Pisseurs de code

Urinoirs.
Photo de Oliver Hale sur Unsplash

Jolie expression…

Cela faisait quelques années que je ne l'avais plus entendue, et la voilà qui ressurgit au détour d'une discussion : "Pisseurs de code".

Agréable façon, en effet, de désigner les développeurs et développeuses, ceux qui produisent du code informatique au quotidien.

Si je m'étais exprimé sur le sujet quelques années auparavant, j'aurais mis l'accent sur la bassesse infinie des personnes qui osent parler ainsi. J'aurais évoqué en quelques termes truculents la déchéance intellectuelle et humaine que suppose l'emploi de tels mots. J'aurais évoqué la nécessaire difficulté de ces pantins à se regarder dans une glace. J'aurais évoqué leur monde qui pleure, le mal-être crasse, les sophismes, l’ennui du temps qui passe…

Mais bien sûr, je ne le ferai pas.

Du temps a passé. Suffisamment pour voir que cette expression présuppose un système de pensée dans lequel il n'est d'autre salut que le management.

Comprenez-moi bien : cela n'est en rien une charge contre le management. Seulement, pourquoi notre société le valorise-t-elle tant, au détriment de l'expertise et du leadership ?
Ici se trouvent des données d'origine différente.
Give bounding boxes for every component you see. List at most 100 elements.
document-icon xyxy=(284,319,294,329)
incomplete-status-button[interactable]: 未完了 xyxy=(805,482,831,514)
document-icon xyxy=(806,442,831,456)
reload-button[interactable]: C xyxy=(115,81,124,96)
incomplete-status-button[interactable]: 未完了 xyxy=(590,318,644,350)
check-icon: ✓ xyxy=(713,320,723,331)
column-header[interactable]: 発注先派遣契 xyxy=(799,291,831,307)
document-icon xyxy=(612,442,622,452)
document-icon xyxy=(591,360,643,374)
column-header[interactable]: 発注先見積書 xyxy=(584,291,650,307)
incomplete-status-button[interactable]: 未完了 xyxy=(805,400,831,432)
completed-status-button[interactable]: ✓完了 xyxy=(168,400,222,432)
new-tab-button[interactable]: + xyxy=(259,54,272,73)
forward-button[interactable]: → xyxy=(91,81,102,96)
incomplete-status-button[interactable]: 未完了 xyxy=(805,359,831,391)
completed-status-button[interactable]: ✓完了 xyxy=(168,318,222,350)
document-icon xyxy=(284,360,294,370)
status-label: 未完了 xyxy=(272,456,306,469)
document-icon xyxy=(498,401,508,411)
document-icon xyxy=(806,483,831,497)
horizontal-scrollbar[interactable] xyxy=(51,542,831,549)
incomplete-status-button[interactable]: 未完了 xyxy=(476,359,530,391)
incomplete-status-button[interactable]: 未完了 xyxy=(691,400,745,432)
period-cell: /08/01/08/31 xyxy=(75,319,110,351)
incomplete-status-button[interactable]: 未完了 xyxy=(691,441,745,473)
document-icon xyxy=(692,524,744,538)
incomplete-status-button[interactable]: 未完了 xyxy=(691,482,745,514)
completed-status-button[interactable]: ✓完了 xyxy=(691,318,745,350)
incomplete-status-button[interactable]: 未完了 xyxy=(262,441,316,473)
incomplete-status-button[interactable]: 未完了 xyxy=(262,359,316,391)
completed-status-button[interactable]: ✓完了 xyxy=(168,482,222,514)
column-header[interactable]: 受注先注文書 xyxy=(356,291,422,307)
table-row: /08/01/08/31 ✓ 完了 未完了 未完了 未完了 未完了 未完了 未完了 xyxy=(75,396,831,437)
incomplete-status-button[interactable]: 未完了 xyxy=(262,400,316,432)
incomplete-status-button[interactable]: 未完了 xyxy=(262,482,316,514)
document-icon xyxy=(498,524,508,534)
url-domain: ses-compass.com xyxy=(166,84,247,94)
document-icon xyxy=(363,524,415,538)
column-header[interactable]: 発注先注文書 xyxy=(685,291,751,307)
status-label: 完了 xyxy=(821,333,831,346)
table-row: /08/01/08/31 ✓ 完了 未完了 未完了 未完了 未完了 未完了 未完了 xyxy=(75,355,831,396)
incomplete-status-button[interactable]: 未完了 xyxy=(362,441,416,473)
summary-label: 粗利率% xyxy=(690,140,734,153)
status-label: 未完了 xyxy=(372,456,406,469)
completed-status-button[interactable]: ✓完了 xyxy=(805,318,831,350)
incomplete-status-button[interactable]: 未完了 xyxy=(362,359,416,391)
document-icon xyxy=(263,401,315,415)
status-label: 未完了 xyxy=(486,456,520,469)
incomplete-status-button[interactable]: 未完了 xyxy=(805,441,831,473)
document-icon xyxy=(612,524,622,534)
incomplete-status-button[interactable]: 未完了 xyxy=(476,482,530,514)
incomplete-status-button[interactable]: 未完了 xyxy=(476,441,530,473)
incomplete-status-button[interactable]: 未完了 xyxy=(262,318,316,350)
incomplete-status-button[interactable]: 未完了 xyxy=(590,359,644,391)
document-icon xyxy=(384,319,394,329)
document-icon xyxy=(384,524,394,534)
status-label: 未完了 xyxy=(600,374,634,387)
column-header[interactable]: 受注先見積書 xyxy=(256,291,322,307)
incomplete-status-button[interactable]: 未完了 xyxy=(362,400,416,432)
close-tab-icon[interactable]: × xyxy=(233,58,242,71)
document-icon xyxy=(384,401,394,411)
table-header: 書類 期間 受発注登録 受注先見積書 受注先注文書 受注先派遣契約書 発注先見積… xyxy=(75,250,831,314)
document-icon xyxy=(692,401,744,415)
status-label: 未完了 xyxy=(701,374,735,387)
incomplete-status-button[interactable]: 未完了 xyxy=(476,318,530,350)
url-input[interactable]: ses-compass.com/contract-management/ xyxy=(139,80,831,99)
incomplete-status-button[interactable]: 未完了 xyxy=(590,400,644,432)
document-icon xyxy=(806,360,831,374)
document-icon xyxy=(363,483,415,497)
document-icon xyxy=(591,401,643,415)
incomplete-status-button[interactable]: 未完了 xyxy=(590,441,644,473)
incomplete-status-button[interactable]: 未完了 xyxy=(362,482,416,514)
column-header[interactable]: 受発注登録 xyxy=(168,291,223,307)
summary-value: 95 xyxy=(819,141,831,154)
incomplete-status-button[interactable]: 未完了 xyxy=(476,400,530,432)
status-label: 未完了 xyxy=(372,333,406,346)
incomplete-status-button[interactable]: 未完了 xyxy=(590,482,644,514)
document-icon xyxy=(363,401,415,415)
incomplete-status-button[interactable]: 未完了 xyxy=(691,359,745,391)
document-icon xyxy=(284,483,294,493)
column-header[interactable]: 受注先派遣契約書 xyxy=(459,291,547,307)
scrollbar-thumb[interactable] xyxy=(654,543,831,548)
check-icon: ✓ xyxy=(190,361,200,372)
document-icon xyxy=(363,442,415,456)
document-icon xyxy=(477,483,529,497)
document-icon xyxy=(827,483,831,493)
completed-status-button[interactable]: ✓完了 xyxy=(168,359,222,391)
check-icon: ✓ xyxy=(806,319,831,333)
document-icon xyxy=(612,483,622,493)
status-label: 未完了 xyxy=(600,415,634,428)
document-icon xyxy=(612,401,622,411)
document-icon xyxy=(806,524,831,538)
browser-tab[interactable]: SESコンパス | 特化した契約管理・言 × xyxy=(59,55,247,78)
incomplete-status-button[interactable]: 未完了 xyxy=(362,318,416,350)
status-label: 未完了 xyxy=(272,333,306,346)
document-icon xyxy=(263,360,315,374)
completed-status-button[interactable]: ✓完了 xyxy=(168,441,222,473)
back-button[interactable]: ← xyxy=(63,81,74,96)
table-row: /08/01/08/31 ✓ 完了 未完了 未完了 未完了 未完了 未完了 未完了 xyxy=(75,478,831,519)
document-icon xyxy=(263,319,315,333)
Je fais ici écho au récent post de mon ami Stéphane Dalbera, "Riri, Fifi, Loulou : si tu n'es pas C-suite à 25 ans, tu as raté ta vie", qui souligne avec une délicieuse ironie la course aux titres ronflants de ces personnes qui, bien souvent, ne sont chefs que d'elles-mêmes (et encore). N'est-ce pas là le signe d'une époque plus préoccupée par les titres et le paraître que par la résolution des problèmes concrets de notre société et la volonté de faire des choses utiles ?

A contrario, est-il vraiment besoin de rappeler les trésors d'intelligence qu'il faut pour développer du logiciel à l'échelle, les dizaines de milliers d'heures d'apprentissage nécessaires pour produire du code qui résistera à l'épreuve du temps, les qualités d'âme et de cœur qu'il faut pour revenir sans cesse à l'ouvrage, accepter le doute, remettre ses croyances en question et lutter contre soi-même ?

Vous avez dit "artisanat logiciel" ?

A 25 ans, on sort d'école et on ne connaît à peu près rien à la conception de logiciels ni à la vie des entreprises. Nos meilleures armes sont la rigueur, l'envie, la révolte et, plus encore, l'humilité. Une qualité rare qui vous aiguillonne et vous interdit de vous asseoir dans une posture… Surtout qu'à 25 ans, on code à peu près aussi bien que #ChatGPT (ça y est, j'ai réussi à le placer !)

En somme, ce sont des valeurs qui s'opposent. Et vous savez comme moi que les oppositions portant sur les valeurs sont irréconciliables.

Mesdames et messieurs qui parlez de "pisseurs de code" : soyons simples, évitons donc de nous croiser.